Grosse Onlineplattformen wie Facebook, Google und Co. machen jeden Tag digitale Kopien von uns. Das ist aus ethischen Gründen heikel.
Mit Voice Analytics kann man heute sagen, ob Menschen heterosexuell oder homosexuell sind. «Cortana und Co. sind Stasi-in-a-Box.»
Gerd Leonhard, Futurist, Autor und CEO der The Futures Agency in Zürich (Bild: Netzmedien)
Laut Gartner sind digitale Ethik und Privacy strategische Trends für 2019.
«Je mehr Rechte wir haben, desto weniger Gewinn machen die Technologieunternehmen», sagte Leonhard.
Technologie wird keine sozialen und politischen Probleme lösen, sondern Kapital anhäufen. «Es gibt keine App für Migration», so Leonhard.

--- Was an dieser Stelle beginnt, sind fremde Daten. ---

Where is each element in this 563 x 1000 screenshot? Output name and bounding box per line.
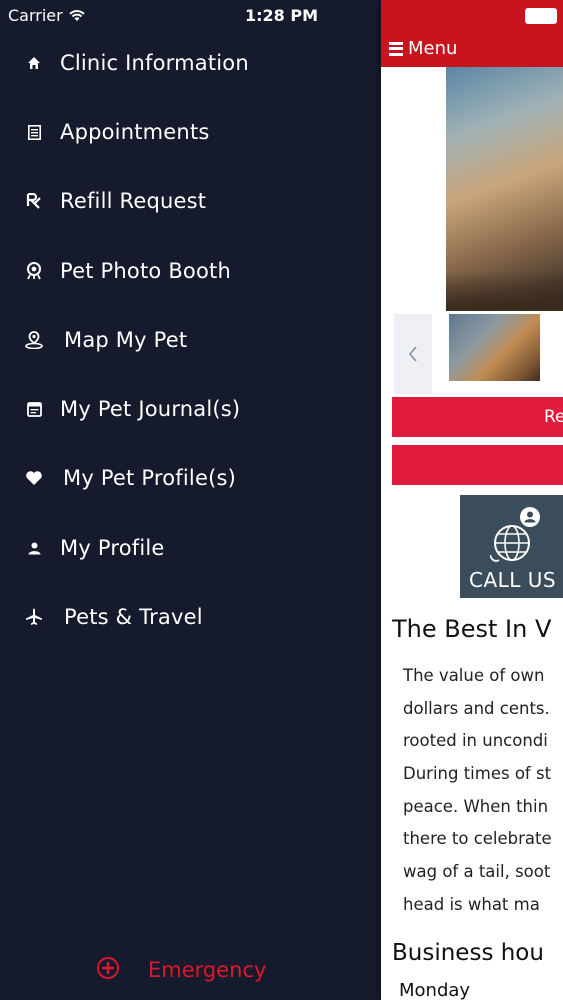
paragraph-line: dollars and cents. [403, 698, 550, 718]
menu-item-label: Pets & Travel [64, 605, 203, 629]
heart-icon [24, 468, 44, 488]
map-pin-icon [24, 330, 44, 350]
menu-item-pets-travel[interactable]: Pets & Travel [0, 592, 381, 642]
menu-item-my-pet-journals[interactable]: My Pet Journal(s) [0, 384, 381, 434]
main-content-panel[interactable]: Menu Re CALL US The Best In V The value … [381, 0, 563, 1000]
rx-icon [24, 191, 44, 211]
menu-item-label: My Pet Journal(s) [60, 397, 241, 421]
menu-item-my-profile[interactable]: My Profile [0, 523, 381, 573]
menu-item-label: My Pet Profile(s) [63, 466, 236, 490]
journal-icon [24, 399, 44, 419]
carrier-label: Carrier [8, 6, 63, 25]
menu-item-label: Appointments [60, 120, 210, 144]
paragraph-line: wag of a tail, soot [403, 862, 551, 882]
battery-icon [525, 8, 557, 24]
paragraph-line: head is what ma [403, 894, 540, 914]
call-us-label: CALL US [469, 568, 557, 592]
menu-item-label: Refill Request [60, 189, 207, 213]
call-us-card[interactable]: CALL US [460, 495, 563, 598]
status-carrier: Carrier [8, 6, 85, 25]
menu-item-clinic-information[interactable]: Clinic Information [0, 38, 381, 88]
business-day-label: Monday [399, 980, 471, 1000]
home-icon [24, 53, 44, 73]
hamburger-icon [389, 41, 403, 56]
user-icon [24, 538, 44, 558]
chevron-left-icon [408, 346, 417, 362]
paragraph-line: During times of st [403, 764, 552, 784]
paragraph-line: The value of own [403, 666, 545, 685]
photo-booth-icon [24, 261, 44, 281]
intro-paragraph: The value of own dollars and cents. root… [403, 660, 563, 922]
navigation-drawer: Carrier Clinic Information Appointments … [0, 0, 381, 1000]
menu-item-label: My Profile [60, 536, 165, 560]
menu-item-appointments[interactable]: Appointments [0, 107, 381, 157]
business-hours-title: Business hou [392, 940, 544, 966]
plus-circle-icon [96, 956, 120, 984]
menu-item-label: Map My Pet [64, 328, 188, 352]
paragraph-line: there to celebrate [403, 829, 552, 849]
menu-item-map-my-pet[interactable]: Map My Pet [0, 315, 381, 365]
carousel-thumbnail[interactable] [449, 314, 540, 381]
menu-item-label: Pet Photo Booth [60, 259, 231, 283]
request-button-label: Re [544, 407, 563, 427]
section-title: The Best In V [392, 615, 552, 643]
menu-item-label: Clinic Information [60, 51, 249, 75]
request-button[interactable]: Re [392, 397, 563, 437]
menu-item-my-pet-profiles[interactable]: My Pet Profile(s) [0, 453, 381, 503]
menu-item-pet-photo-booth[interactable]: Pet Photo Booth [0, 246, 381, 296]
menu-item-refill-request[interactable]: Refill Request [0, 176, 381, 226]
menu-button[interactable]: Menu [389, 38, 457, 59]
airplane-icon [24, 607, 44, 627]
emergency-label: Emergency [148, 958, 267, 982]
top-bar: Menu [381, 0, 563, 67]
menu-button-label: Menu [408, 38, 458, 59]
paragraph-line: peace. When thin [403, 796, 549, 816]
calendar-list-icon [24, 122, 44, 142]
wifi-icon [69, 9, 85, 21]
emergency-button[interactable]: Emergency [96, 956, 266, 984]
carousel-prev-button[interactable] [394, 314, 432, 394]
hero-pet-photo [446, 67, 563, 311]
paragraph-line: rooted in uncondi [403, 731, 548, 751]
globe-phone-icon [490, 507, 540, 562]
secondary-red-button[interactable] [392, 445, 563, 485]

«Die Zukunft des Autos ist, kein Auto zu besitzen.»
«Politiker sollten einen Zukunftsführerschein machen müssen.»
Technologie hat keine Ethik, sie ist moralisch neutral. Ethik definiert den Unterschied zwischen der Macht, etwas tun zu können, und der Entscheidung, das Richtige zu tun.
Wir brauchen einen digitalen Ethik-Rat. Denn Gesellschaften werden von Technologien getrieben, aber von Menschlichkeit definiert.
Es gibt heute weltweit rund 32 Millionen Social-Media-Manager und -Experten. Vor zehn Jahren gab es noch keinen einzigen.
«Wir müssen Technologie umarmen, aber nicht Technologie werden», sagte Leonhard zum Schluss seines Referats.